March 9, 2012
McGill Researchers Crack Degeneration Process That Leads To Alzheimer’s
New study points to possible new therapeutic approaches in treatment of AD
A research group led by Dr. A. Claudio Cuello of McGill University's Faculty of Medicine, Dept. of Pharmacology and Therapeutics, has uncovered a critical process in understanding the degeneration of brain cells sensitive to Alzheimer's disease (AD). The study, published in the February issue of the Journal of Neuroscience, suggests that this discovery could help develop alternative AD therapies.A breakdown in communication between the brain's neurons is thought to contribute to the memory loss and cognitive failure seen in people with AD. The likely suspect is NGF (Nerve Growth Factor), a molecule responsible for generating signals that maintain healthy cholinergic neurons - a subset of brain cells that are particularly sensitive to AD - throughout a person's lifetime. Oddly, scientists had never been able to find anything wrong with this molecule to explain the degeneration of cholinergic neurons in patients with AD.

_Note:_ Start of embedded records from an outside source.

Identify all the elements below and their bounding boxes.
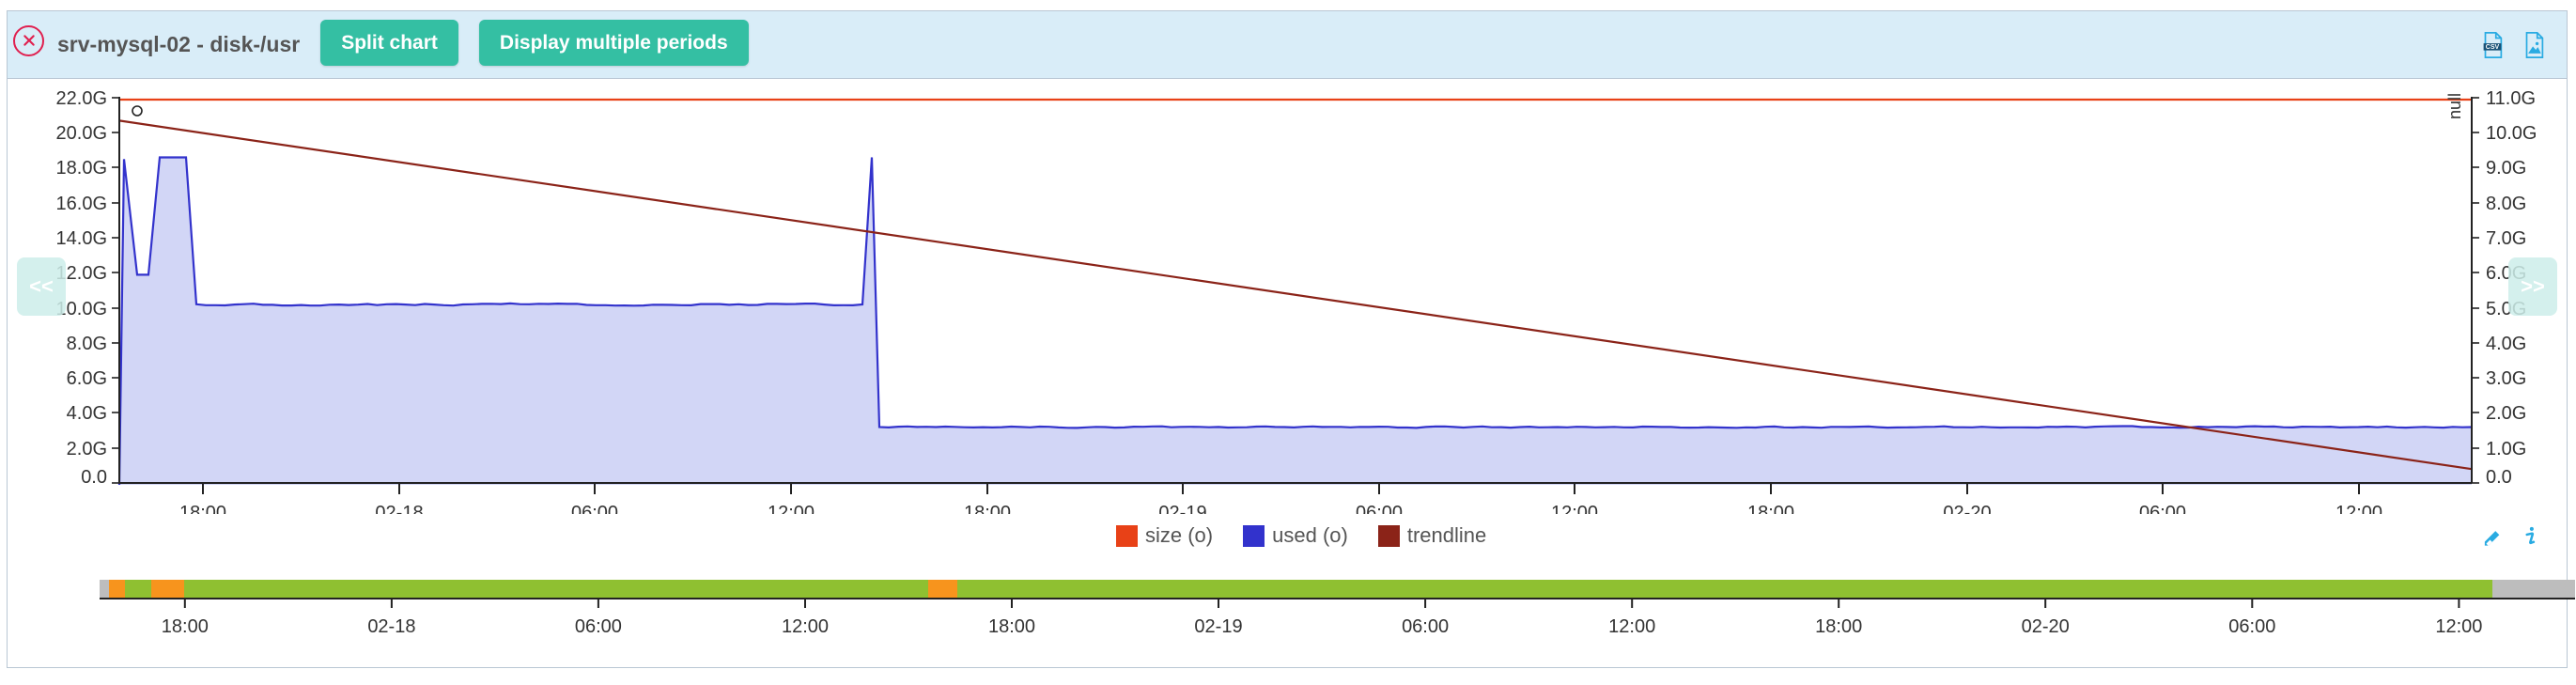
svg-text:7.0G: 7.0G bbox=[2486, 228, 2526, 249]
svg-text:20.0G: 20.0G bbox=[56, 123, 107, 144]
svg-text:12:00: 12:00 bbox=[782, 616, 829, 637]
svg-text:18:00: 18:00 bbox=[1815, 616, 1862, 637]
svg-text:16.0G: 16.0G bbox=[56, 194, 107, 214]
svg-text:18:00: 18:00 bbox=[162, 616, 209, 637]
svg-text:8.0G: 8.0G bbox=[67, 334, 107, 354]
svg-text:06:00: 06:00 bbox=[575, 616, 622, 637]
svg-text:22.0G: 22.0G bbox=[56, 88, 107, 109]
svg-text:02-20: 02-20 bbox=[1943, 503, 1991, 514]
svg-text:12:00: 12:00 bbox=[2435, 616, 2482, 637]
svg-text:4.0G: 4.0G bbox=[67, 403, 107, 424]
svg-text:12:00: 12:00 bbox=[1551, 503, 1598, 514]
svg-text:4.0G: 4.0G bbox=[2486, 334, 2526, 354]
svg-text:02-19: 02-19 bbox=[1158, 503, 1206, 514]
svg-text:CSV: CSV bbox=[2486, 44, 2500, 51]
svg-text:02-18: 02-18 bbox=[375, 503, 423, 514]
svg-text:06:00: 06:00 bbox=[1356, 503, 1403, 514]
svg-text:12:00: 12:00 bbox=[1608, 616, 1655, 637]
svg-text:9.0G: 9.0G bbox=[2486, 158, 2526, 179]
svg-text:06:00: 06:00 bbox=[571, 503, 618, 514]
svg-text:12:00: 12:00 bbox=[768, 503, 815, 514]
svg-text:14.0G: 14.0G bbox=[56, 228, 107, 249]
svg-text:2.0G: 2.0G bbox=[67, 439, 107, 459]
svg-text:6.0G: 6.0G bbox=[67, 368, 107, 389]
svg-text:02-20: 02-20 bbox=[2022, 616, 2070, 637]
svg-text:12:00: 12:00 bbox=[2335, 503, 2382, 514]
svg-text:8.0G: 8.0G bbox=[2486, 194, 2526, 214]
svg-text:02-18: 02-18 bbox=[367, 616, 415, 637]
svg-text:10.0G: 10.0G bbox=[2486, 123, 2537, 144]
svg-text:18:00: 18:00 bbox=[1747, 503, 1794, 514]
svg-text:2.0G: 2.0G bbox=[2486, 403, 2526, 424]
svg-text:0.0: 0.0 bbox=[81, 467, 107, 488]
svg-text:06:00: 06:00 bbox=[2228, 616, 2275, 637]
svg-text:11.0G: 11.0G bbox=[2486, 88, 2536, 109]
svg-text:06:00: 06:00 bbox=[2139, 503, 2186, 514]
svg-text:1.0G: 1.0G bbox=[2486, 439, 2526, 459]
svg-text:18:00: 18:00 bbox=[964, 503, 1011, 514]
svg-text:18.0G: 18.0G bbox=[56, 158, 107, 179]
svg-text:06:00: 06:00 bbox=[1402, 616, 1449, 637]
svg-text:18:00: 18:00 bbox=[179, 503, 226, 514]
svg-text:0.0: 0.0 bbox=[2486, 467, 2512, 488]
svg-text:02-19: 02-19 bbox=[1194, 616, 1242, 637]
svg-text:18:00: 18:00 bbox=[988, 616, 1035, 637]
svg-text:3.0G: 3.0G bbox=[2486, 368, 2526, 389]
svg-text:null: null bbox=[2445, 93, 2464, 119]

This new study, however, has elucidated the process by which NGF is released in the brain, matures to an active form and is ultimately degraded. The researchers were also able to determine how this process is altered in AD. The group demonstrated that treatment of healthy adult rats with a drug that blocks the maturation of active NGF leads to AD-like losses of cholinergic functional units, which result in cognitive impairments. By contrast, when treated with a drug to prevent degradation of active NGF, the numbers of cholinergic contacts increased significantly.
"Part of the difficulty in understanding this pathway has been due to the technical challenges associated with differentiating the active and inactive forms of NGF," explained Dr. Simon Allard, the study's lead author and a postdoctoral fellow at McGill. "Our proposed manipulations are different from existing therapies as they aim to protect neurons from degeneration."
The authors suggest that these findings may lead to pharmacological treatments that could delay the progression of Alzheimer's disease. "This discovery should help design alternative therapies," said Dr. Cuello, a Charles E. Frosst / Merck Chair.
This study was supported by the Canadian Institutes of Health Research (CIHR) and an endowment from Alan Frosst and the Frosst family.